I would not be surprised that some of the recent volatility is a short position put on by a convertible debt holder since they are nearing cash out of their convertible notes. You just keep shorting since you have have a share delivery from ECOS coming. Since you are going to receive shares at a discount to current market (discount can be 40-60% off of trading price) there is limited downside in continuing to place and rerolling your short.
I have seen where noteholders getting restricted shares will short until the restriction lapses.
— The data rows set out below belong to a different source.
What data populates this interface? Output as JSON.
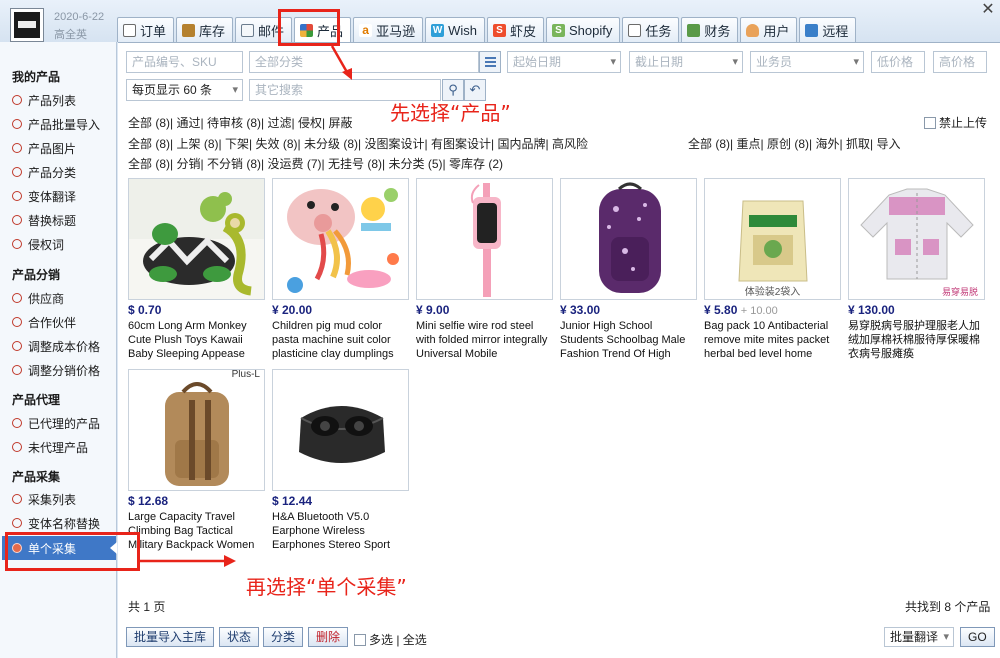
{
  "user": {
    "date": "2020-6-22",
    "name": "高全英"
  },
  "tabs": [
    {
      "label": "订单",
      "icon": "document-icon"
    },
    {
      "label": "库存",
      "icon": "box-icon"
    },
    {
      "label": "邮件",
      "icon": "mail-icon"
    },
    {
      "label": "产品",
      "icon": "grid-icon",
      "active": true
    },
    {
      "label": "亚马逊",
      "icon": "amazon-icon"
    },
    {
      "label": "Wish",
      "icon": "wish-icon"
    },
    {
      "label": "虾皮",
      "icon": "shopee-icon"
    },
    {
      "label": "Shopify",
      "icon": "shopify-icon"
    },
    {
      "label": "任务",
      "icon": "task-icon"
    },
    {
      "label": "财务",
      "icon": "finance-icon"
    },
    {
      "label": "用户",
      "icon": "user-icon"
    },
    {
      "label": "远程",
      "icon": "remote-icon"
    }
  ],
  "sidebar": {
    "sections": [
      {
        "title": "我的产品",
        "items": [
          "产品列表",
          "产品批量导入",
          "产品图片",
          "产品分类",
          "变体翻译",
          "替换标题",
          "侵权词"
        ]
      },
      {
        "title": "产品分销",
        "items": [
          "供应商",
          "合作伙伴",
          "调整成本价格",
          "调整分销价格"
        ]
      },
      {
        "title": "产品代理",
        "items": [
          "已代理的产品",
          "未代理产品"
        ]
      },
      {
        "title": "产品采集",
        "items": [
          "采集列表",
          "变体名称替换",
          "单个采集"
        ]
      }
    ],
    "selected": "单个采集"
  },
  "search": {
    "sku_placeholder": "产品编号、SKU",
    "category_placeholder": "全部分类",
    "start_date": "起始日期",
    "end_date": "截止日期",
    "salesman": "业务员",
    "low_price": "低价格",
    "high_price": "高价格",
    "page_size": "每页显示 60 条",
    "other_placeholder": "其它搜索"
  },
  "filters": {
    "row1": [
      "全部",
      "(8)",
      "通过",
      "待审核",
      "(8)",
      "过滤",
      "侵权",
      "屏蔽"
    ],
    "disable_upload": "禁止上传",
    "row2a": [
      "全部",
      "(8)",
      "上架",
      "(8)",
      "下架",
      "失效",
      "(8)",
      "未分级",
      "(8)",
      "没图案设计",
      "有图案设计",
      "国内品牌",
      "高风险"
    ],
    "row2b": [
      "全部",
      "(8)",
      "重点",
      "原创",
      "(8)",
      "海外",
      "抓取",
      "导入"
    ],
    "row3": [
      "全部",
      "(8)",
      "分销",
      "不分销",
      "(8)",
      "没运费",
      "(7)",
      "无挂号",
      "(8)",
      "未分类",
      "(5)",
      "零库存",
      "(2)"
    ]
  },
  "products": [
    {
      "price": "$ 0.70",
      "title": "60cm Long Arm Monkey Cute Plush Toys Kawaii Baby Sleeping Appease"
    },
    {
      "price": "¥ 20.00",
      "title": "Children pig mud color pasta machine suit color plasticine clay dumplings"
    },
    {
      "price": "¥ 9.00",
      "title": "Mini selfie wire rod steel with folded mirror integrally Universal Mobile"
    },
    {
      "price": "¥ 33.00",
      "title": "Junior High School Students Schoolbag Male Fashion Trend Of High"
    },
    {
      "price": "¥ 5.80",
      "orig": "+ 10.00",
      "title": "Bag pack 10 Antibacterial remove mite mites packet herbal bed level home"
    },
    {
      "price": "¥ 130.00",
      "title": "易穿脱病号服护理服老人加绒加厚棉袄棉服待厚保暖棉衣病号服瘫痪"
    },
    {
      "price": "$ 12.68",
      "title": "Large Capacity Travel Climbing Bag Tactical Military Backpack Women"
    },
    {
      "price": "$ 12.44",
      "title": "H&A Bluetooth V5.0 Earphone Wireless Earphones Stereo Sport"
    }
  ],
  "image_labels": {
    "p5": "体验装2袋入",
    "p6": "易穿易脱",
    "p7": "Plus-L"
  },
  "footer": {
    "pages": "共 1 页",
    "found": "共找到 8 个产品",
    "buttons": [
      "批量导入主库",
      "状态",
      "分类",
      "删除"
    ],
    "multi_select": "多选",
    "select_all": "| 全选",
    "batch_translate": "批量翻译",
    "go": "GO"
  },
  "annotations": {
    "step1": "先选择“产品”",
    "step2": "再选择“单个采集”"
  },
  "colors": {
    "accent": "#3f78c7",
    "annotation": "#e8241a",
    "filter_red": "#d7261b",
    "filter_green": "#1f9a2a"
  }
}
Thought the longest I have seen is about 3 months.
If the OS is not going up and their is extremely large trading volume (like we have seen the last few weeks) in the stock it would not surprise me that this is just a short trade preparing to cover a cash out.
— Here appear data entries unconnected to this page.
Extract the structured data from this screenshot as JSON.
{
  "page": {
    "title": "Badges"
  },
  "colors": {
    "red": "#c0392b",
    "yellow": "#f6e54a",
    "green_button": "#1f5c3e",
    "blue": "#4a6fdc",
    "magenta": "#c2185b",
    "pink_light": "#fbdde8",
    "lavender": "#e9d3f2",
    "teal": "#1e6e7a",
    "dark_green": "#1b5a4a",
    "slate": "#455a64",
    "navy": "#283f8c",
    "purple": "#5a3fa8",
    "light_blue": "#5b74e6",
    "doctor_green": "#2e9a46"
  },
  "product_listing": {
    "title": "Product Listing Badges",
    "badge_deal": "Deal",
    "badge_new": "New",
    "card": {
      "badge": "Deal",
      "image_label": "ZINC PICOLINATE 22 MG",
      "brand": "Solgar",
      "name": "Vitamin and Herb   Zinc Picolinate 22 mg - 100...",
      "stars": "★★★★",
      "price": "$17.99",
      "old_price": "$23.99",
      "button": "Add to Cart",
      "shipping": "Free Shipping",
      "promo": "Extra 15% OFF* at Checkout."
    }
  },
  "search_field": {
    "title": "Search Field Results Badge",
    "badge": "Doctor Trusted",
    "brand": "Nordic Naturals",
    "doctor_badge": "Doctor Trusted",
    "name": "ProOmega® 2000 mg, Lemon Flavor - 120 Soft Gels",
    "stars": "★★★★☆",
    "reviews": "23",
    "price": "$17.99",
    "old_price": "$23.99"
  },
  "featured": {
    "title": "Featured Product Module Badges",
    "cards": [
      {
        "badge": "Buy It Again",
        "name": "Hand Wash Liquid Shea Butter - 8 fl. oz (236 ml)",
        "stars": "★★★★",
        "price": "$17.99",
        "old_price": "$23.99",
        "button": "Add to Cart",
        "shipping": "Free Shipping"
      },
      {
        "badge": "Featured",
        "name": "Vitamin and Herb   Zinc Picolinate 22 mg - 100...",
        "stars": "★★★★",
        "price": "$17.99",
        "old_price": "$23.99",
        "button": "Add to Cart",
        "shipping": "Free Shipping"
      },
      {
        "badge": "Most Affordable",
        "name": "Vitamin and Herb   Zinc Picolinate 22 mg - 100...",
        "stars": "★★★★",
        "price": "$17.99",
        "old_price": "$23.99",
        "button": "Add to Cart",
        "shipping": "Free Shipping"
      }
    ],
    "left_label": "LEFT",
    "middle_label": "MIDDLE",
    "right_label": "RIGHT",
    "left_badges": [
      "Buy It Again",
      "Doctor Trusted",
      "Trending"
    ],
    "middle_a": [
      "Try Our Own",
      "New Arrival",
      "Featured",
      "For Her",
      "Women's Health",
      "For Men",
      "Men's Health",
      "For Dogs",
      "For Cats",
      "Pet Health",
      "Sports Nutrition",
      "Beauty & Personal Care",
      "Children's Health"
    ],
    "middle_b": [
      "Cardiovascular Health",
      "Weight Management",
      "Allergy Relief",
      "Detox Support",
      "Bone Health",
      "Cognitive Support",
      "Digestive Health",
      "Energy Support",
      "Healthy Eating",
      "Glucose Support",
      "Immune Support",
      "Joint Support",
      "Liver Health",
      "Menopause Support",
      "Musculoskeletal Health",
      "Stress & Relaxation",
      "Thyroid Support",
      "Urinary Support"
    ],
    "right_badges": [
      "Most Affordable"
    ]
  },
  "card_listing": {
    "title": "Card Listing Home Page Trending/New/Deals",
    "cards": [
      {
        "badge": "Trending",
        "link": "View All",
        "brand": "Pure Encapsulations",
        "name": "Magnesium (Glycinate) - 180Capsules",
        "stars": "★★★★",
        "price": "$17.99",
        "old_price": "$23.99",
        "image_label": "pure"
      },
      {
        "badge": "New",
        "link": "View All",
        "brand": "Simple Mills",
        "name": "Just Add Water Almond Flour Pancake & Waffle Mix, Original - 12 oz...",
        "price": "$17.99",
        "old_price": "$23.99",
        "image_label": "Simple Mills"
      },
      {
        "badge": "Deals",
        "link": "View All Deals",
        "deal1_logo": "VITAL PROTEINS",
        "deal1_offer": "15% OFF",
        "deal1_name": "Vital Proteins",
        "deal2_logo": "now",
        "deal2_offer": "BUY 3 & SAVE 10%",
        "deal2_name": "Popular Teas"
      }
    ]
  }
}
The one caveat at the bottom of the article is that the issuer should be current in their filings. That is to protect the company and its officers under the Securities laws when they deliver shares without a registration statement.
If done right this is perfectly legal, but it does dilute the value of the issuing company. Every share issued at a discount effectively takes value away from other shareholders. You do this financing because you can't get financing in the real market.
As I tell young lawyers letting your client tweet and post on other social media is now dangerous from a securities point of view. It is another way to create liability for the company.
Kenny
Tweets made by an employee acting on behalf of the Company are covered by Reg FD and the SEC disclosure rules. The SEC issued notices years ago that stated this.
So ECOS tweeting is as if they made a public disclosure. If it is wrong it carries the same penalties as if it were made in a PR or 8K
Maybe I should invite this Board to my Spring symposium on Reg FD I do for law students and young lawyers
I am saving it as an early Christmas present for the Board. I want to see if they can read and figure out themselves. It is kind of important so they should be able to figure it out.
No just a an old and grizzly accountant, lawyer and M&A guy. I have written a lot of SEC disclosure over the years so it helps when you read other people's stuff. A while back when they first noted they had to amend the 10-K I posted three other things they should think of fixing. Miraculously they were all fixed in the amended K.
Want to see if they find the mistake they just made in the amended K. If they don't note in a couple of weeks I will kindly post.
the warrant shares are not issued. Those restricted shares either went to debt conversion or insiders for capital.
If the warrant shares were in fact issued their SEC filings would be materially incorrect.
All the disclosure in the 10-K states was a projection of what LRS share would have been based on shares outstanding at that time. Another annoying SEC disclosure requirement of potential obligations of the issuer. The number of shares issuable for each 5 1/3% increases each time the O/S and Restricted goes up. When the dust settles my guess is LRS will be entitled to close to 3bn shares for all of their warrants.
By the way there is another error in the 10-K they just filed. I am going to hold this one for a couple of weeks to see if they found it.
Kind of a material omission from their filings. The preferred shares give the insiders the voting control over the company. It is how they were able to do the 14C without notice to shareholders. Not something new preferred issued to insiders in 2013. Their explanation is not entirely correct. It has zero gaap accounting value when issued but has substantial economic value as a result of voting control. Theee shares have the ability to block any corporate action and can cause an action to occur without common shareholder consent.
This is all driven by GAAP accounting and the SEC disclosure rules. They need to report constructive ownership (not actual ownership) when they issue derivative equity instruments. The intent of this disclosure is to tell a reader at YE 2016 how many additional shares would be issued as of that date if the warrants are exercised.
The amount of these shares potentially issuable will change at YE 2017. The number of shares that LRS has the right to acquire for each 5 1/3% goes up each time the OS increases.